“Çözünebilir ıslak mendiller aslında çözünmüyor”

Dünya genelinde kanalizasyon sistemlerine atılan katı atıklara bağlı oluşan tıkanma problemlerinde ciddi artış yaşandığını söyleyen Karadağlı, ıslak mendil benzeri hijyenik ürünlerin kanalizasyon sistemleriyle uyumlu olması gerektiğini vurguladı. Karadağlı, “Günümüzde hijyen ve sağlık ürünlerinin çeşitleri hızla artmakta olup, tüketicilere sunulan ürünlerin üzerinde ‘klozete atılabilir, çevre dostu, biyobozunur’ gibi etiketlemeler bulunmaktadır. Bu tanımlamaların bilimsel standartları konusunda kuşkular mevcuttur. ‘Klozete atılabilir’ ibaresi taşıyan ürünlerin kısmen parçalandığını ya da hiç parçalanmadığını gözlemliyoruz. Bir kanalizasyon sisteminin performansını koruyabilmesi için “klozete atılabilen” bir ürünün performansına ilişkin standartlar ve düzenlemeler olmalı” ifadelerine yer verdi.

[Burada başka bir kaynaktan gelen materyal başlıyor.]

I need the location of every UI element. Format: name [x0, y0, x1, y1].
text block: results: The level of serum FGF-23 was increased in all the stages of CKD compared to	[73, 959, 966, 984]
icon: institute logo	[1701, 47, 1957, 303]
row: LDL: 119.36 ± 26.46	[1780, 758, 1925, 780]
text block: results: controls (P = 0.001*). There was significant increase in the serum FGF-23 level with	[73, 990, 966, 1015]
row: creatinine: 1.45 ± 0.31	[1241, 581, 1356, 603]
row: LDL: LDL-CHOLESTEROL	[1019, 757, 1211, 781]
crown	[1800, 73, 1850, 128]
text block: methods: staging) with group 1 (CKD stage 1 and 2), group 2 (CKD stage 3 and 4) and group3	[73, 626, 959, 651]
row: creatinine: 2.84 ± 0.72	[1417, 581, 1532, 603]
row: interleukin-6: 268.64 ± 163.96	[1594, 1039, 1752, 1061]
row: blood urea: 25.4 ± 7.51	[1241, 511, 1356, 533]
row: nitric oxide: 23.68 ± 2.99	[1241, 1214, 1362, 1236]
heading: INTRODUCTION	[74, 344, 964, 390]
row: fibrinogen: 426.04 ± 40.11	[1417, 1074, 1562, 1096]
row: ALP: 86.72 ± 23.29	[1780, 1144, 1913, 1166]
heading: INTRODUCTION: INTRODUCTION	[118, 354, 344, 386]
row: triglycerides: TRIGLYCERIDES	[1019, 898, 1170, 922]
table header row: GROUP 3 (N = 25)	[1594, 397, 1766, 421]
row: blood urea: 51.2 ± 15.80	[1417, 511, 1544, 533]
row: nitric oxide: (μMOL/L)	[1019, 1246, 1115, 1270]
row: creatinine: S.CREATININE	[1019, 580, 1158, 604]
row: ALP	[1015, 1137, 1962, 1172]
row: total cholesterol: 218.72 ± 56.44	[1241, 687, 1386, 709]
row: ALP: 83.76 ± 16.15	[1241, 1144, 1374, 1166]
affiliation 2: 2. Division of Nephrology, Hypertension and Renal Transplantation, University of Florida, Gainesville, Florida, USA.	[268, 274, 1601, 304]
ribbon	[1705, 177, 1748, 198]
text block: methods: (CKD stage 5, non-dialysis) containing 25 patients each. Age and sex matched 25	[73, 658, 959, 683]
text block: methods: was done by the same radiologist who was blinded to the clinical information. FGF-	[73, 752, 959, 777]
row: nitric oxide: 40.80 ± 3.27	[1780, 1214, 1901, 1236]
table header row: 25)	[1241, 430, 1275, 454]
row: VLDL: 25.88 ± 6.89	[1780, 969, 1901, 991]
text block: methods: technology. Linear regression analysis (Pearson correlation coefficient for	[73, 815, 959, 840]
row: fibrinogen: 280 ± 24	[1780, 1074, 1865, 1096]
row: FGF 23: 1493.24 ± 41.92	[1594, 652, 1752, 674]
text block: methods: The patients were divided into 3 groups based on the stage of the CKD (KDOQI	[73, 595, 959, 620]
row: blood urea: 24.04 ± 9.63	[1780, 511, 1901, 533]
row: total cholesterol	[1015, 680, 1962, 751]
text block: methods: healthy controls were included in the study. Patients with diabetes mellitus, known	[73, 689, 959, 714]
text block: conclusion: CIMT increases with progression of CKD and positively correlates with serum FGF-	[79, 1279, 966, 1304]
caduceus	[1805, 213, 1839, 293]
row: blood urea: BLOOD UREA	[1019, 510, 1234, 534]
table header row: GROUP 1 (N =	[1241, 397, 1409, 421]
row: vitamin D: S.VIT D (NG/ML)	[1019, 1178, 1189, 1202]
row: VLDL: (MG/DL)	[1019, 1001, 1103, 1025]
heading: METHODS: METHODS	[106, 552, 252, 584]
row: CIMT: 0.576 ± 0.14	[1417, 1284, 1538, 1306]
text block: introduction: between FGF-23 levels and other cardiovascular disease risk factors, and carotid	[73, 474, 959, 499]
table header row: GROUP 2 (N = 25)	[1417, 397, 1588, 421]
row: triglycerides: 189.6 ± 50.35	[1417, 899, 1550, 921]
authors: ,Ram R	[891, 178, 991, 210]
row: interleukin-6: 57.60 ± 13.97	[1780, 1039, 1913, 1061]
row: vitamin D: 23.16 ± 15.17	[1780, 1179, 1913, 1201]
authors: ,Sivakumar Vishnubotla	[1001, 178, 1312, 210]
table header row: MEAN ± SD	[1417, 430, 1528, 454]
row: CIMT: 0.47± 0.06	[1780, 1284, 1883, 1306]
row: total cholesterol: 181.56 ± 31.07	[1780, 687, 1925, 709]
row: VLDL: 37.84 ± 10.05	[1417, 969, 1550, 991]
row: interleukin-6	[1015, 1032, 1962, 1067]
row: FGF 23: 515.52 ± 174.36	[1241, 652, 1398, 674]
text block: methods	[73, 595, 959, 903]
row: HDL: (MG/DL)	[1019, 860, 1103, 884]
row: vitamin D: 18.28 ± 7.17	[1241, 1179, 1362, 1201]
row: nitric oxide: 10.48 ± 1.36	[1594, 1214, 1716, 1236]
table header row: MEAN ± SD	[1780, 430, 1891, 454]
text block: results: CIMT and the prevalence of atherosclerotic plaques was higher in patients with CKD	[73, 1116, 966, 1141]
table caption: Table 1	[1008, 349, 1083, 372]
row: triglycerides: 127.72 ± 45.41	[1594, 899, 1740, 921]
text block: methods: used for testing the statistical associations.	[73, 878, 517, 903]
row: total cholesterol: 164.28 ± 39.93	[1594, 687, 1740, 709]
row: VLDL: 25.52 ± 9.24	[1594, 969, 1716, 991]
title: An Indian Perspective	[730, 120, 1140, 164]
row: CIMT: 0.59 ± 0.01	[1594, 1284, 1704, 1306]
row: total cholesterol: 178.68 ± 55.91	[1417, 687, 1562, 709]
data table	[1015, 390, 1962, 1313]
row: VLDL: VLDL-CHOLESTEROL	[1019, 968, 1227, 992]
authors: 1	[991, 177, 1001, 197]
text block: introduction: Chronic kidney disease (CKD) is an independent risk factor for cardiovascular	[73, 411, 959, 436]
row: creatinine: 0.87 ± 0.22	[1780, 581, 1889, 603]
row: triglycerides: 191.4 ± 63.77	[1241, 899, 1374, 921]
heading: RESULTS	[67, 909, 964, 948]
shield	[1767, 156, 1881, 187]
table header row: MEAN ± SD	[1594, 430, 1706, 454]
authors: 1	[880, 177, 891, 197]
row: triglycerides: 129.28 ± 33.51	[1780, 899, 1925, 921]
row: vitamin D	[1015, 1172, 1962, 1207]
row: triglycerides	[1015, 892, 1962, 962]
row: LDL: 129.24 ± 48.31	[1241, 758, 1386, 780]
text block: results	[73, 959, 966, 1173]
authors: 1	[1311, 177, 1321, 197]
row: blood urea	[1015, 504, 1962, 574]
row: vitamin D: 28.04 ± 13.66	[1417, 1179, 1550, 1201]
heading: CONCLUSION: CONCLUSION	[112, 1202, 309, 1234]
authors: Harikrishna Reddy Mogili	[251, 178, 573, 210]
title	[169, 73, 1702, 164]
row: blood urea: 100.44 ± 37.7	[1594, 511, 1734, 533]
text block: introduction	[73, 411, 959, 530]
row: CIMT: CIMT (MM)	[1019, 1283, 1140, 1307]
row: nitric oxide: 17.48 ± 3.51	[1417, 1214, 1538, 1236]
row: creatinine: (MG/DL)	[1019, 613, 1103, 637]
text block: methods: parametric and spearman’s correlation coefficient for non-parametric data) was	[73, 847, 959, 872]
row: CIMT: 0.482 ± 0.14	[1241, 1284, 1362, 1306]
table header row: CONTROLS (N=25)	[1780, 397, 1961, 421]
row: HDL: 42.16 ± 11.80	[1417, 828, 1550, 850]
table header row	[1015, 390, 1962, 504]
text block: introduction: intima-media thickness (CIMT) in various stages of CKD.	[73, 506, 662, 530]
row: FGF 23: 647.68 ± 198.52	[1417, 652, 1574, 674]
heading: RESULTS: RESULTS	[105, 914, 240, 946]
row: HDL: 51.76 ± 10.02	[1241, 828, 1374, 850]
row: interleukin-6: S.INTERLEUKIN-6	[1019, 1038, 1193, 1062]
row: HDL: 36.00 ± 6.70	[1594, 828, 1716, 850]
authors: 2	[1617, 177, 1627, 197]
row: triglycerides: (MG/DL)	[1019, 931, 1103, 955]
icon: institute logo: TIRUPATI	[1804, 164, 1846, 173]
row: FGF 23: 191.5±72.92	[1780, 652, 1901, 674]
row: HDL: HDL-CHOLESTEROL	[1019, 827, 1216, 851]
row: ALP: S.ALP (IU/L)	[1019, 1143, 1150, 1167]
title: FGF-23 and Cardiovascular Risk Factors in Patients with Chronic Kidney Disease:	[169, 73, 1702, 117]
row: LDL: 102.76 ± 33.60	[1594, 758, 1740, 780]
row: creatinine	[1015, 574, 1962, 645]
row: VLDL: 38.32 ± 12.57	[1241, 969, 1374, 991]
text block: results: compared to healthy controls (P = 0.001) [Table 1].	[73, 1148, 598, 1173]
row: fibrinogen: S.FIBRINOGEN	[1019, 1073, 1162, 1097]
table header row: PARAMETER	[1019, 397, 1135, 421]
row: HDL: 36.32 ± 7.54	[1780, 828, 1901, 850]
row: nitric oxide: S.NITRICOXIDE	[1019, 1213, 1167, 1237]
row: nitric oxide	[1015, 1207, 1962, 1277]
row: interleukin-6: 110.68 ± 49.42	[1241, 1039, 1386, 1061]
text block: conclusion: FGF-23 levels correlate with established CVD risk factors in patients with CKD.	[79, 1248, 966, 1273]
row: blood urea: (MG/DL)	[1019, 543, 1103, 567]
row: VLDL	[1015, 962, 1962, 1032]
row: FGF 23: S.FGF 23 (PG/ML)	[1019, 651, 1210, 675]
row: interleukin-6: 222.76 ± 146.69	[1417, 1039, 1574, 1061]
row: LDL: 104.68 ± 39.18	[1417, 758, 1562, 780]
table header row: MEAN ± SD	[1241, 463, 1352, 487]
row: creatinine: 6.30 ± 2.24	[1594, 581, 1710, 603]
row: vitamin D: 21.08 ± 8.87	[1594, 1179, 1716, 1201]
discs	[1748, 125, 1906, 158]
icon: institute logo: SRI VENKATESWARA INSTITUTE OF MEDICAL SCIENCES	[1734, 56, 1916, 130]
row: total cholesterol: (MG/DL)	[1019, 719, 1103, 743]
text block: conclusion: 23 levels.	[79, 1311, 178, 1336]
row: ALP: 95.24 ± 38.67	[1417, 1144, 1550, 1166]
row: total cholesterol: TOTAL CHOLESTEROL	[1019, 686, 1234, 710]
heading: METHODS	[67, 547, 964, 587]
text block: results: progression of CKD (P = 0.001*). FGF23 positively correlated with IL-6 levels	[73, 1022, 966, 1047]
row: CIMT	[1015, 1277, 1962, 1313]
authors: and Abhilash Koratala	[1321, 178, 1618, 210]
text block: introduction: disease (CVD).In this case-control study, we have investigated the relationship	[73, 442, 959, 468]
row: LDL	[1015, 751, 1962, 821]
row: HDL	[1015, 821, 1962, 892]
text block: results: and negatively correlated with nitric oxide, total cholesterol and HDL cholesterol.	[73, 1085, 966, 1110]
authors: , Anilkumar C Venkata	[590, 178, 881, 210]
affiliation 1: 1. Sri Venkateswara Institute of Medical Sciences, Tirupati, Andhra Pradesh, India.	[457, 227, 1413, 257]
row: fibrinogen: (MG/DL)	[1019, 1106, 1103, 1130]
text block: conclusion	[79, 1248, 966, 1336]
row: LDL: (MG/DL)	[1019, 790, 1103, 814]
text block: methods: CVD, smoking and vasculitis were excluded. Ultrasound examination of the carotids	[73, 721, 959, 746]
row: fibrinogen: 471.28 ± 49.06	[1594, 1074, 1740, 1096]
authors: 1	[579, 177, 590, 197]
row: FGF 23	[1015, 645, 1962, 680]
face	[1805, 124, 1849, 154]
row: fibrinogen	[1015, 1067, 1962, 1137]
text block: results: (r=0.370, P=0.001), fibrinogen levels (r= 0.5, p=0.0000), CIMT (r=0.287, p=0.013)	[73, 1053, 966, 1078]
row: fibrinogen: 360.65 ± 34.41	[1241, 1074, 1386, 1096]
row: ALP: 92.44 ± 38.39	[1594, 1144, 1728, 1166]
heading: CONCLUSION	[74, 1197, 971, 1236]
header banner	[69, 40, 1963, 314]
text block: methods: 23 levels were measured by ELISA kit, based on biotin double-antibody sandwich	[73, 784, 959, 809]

“Yıllık maliyetleri oldukça yüksek”

Kanalizasyon tıkanmalarının belediyeler ve vatandaşlar için ciddi bir maliyete yol açtığına ve halk sağlığını tehdit ettiğine işaret eden Karadağlı, “Türkiye’de ortalama bir şehirde yıllık yaklaşık 25 bin adet tıkanma problemi meydana geliyor. Kanalizasyonlarda tıkanmaların giderim maliyetleri ciddi seviyeleri bulabiliyor. Bu çerçevede halkımızın duyarlı yaklaşımları ve ürünlerin çevre dostu olması, problemlerin azaltılması için en önemli faktörlerden. Tıkanma problemleri için yapılan harcamaların düşürülmesi ülkemiz adına ciddi kazanımlar sağlayabilir” dedi.

“Çözünme için deneysel yöntemler üzerinde çalışılıyor”

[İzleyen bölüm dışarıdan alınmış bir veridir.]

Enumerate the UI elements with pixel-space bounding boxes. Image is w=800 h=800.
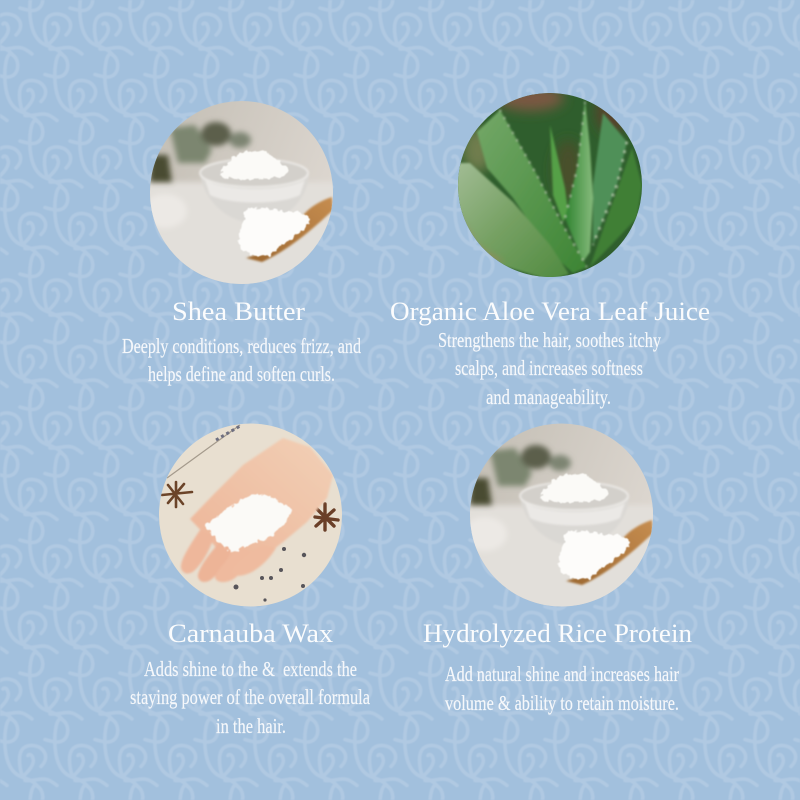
text: carnauba wax description: staying power of the overall formula (130, 685, 371, 709)
heading: hydrolyzed rice protein: Hydrolyzed Rice Protein (423, 619, 692, 648)
text: aloe vera description: Strengthens the hair, soothes itchy (438, 328, 661, 352)
hand (181, 438, 333, 582)
text: carnauba wax description: Adds shine to the & extends the (144, 657, 357, 681)
panel: carnauba wax (130, 423, 371, 738)
text: shea butter description (122, 334, 361, 386)
text: carnauba wax description (130, 657, 371, 738)
text: shea butter description: Deeply conditions, reduces frizz, and (122, 334, 361, 358)
text: rice protein description (445, 662, 679, 715)
photo: shea butter in bowl with wooden spoon (150, 101, 333, 284)
panel: aloe vera (390, 85, 710, 409)
photo: hand holding white wax flakes (158, 423, 343, 608)
text: aloe vera description (438, 328, 661, 409)
heading: shea butter: Shea Butter (172, 297, 305, 326)
icon: star anise left (162, 482, 192, 507)
panel: hydrolyzed rice protein (423, 423, 692, 715)
panel: shea butter (122, 100, 361, 386)
photo: aloe vera plant (452, 85, 642, 280)
text: rice protein description: Add natural shine and increases hair (445, 662, 679, 686)
photo: white cream in bowl with wooden spoon (470, 424, 653, 606)
text: carnauba wax description: in the hair. (216, 714, 286, 738)
text: shea butter description: helps define and soften curls. (148, 362, 335, 386)
icon: star anise right (315, 504, 338, 530)
text: aloe vera description: and manageability. (486, 385, 611, 409)
heading: carnauba wax: Carnauba Wax (168, 619, 333, 648)
heading: organic aloe vera leaf juice: Organic Aloe Vera Leaf Juice (390, 297, 710, 326)
text: aloe vera description: scalps, and increases softness (455, 356, 643, 380)
text: rice protein description: volume & ability to retain moisture. (445, 691, 679, 715)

Yeni geliştirilen hijyenik ürünlerin kanalizasyon sistemleriyle uyumlu olmasını sağlayabilmek amacıyla yaptığı çalışmalara da değinen Karadağlı, test metotlarının geliştirilmesine ilişkin Uluslararası Su Hizmetleri Birliği (International Water Services Flushability Group) Çalışma Grubuna teknik destek verdiğini kaydetti. Karadağlı, “Klozete atılabilecek ürünlerin pis su tesisatlarında hızlı şekilde parçalanmasını tespit eden deneysel yöntemler belirlendi. Bu gelişmeler atık su idarelerinin yanı sıra Çevre Bakanlıklarının ilgili birimlerine, standardizasyon ve patent kurumlarına, ve ürünleri geliştiren firmalara yeni ufuklar açıyor” şeklinde konuştu.

konuyla ilgili Sakarya’da pandemi sonrasında SAÜ ve TÜBİTAK’ın desteği ile bir konferans gerçekleştirileceğini de sözlerine ekledi.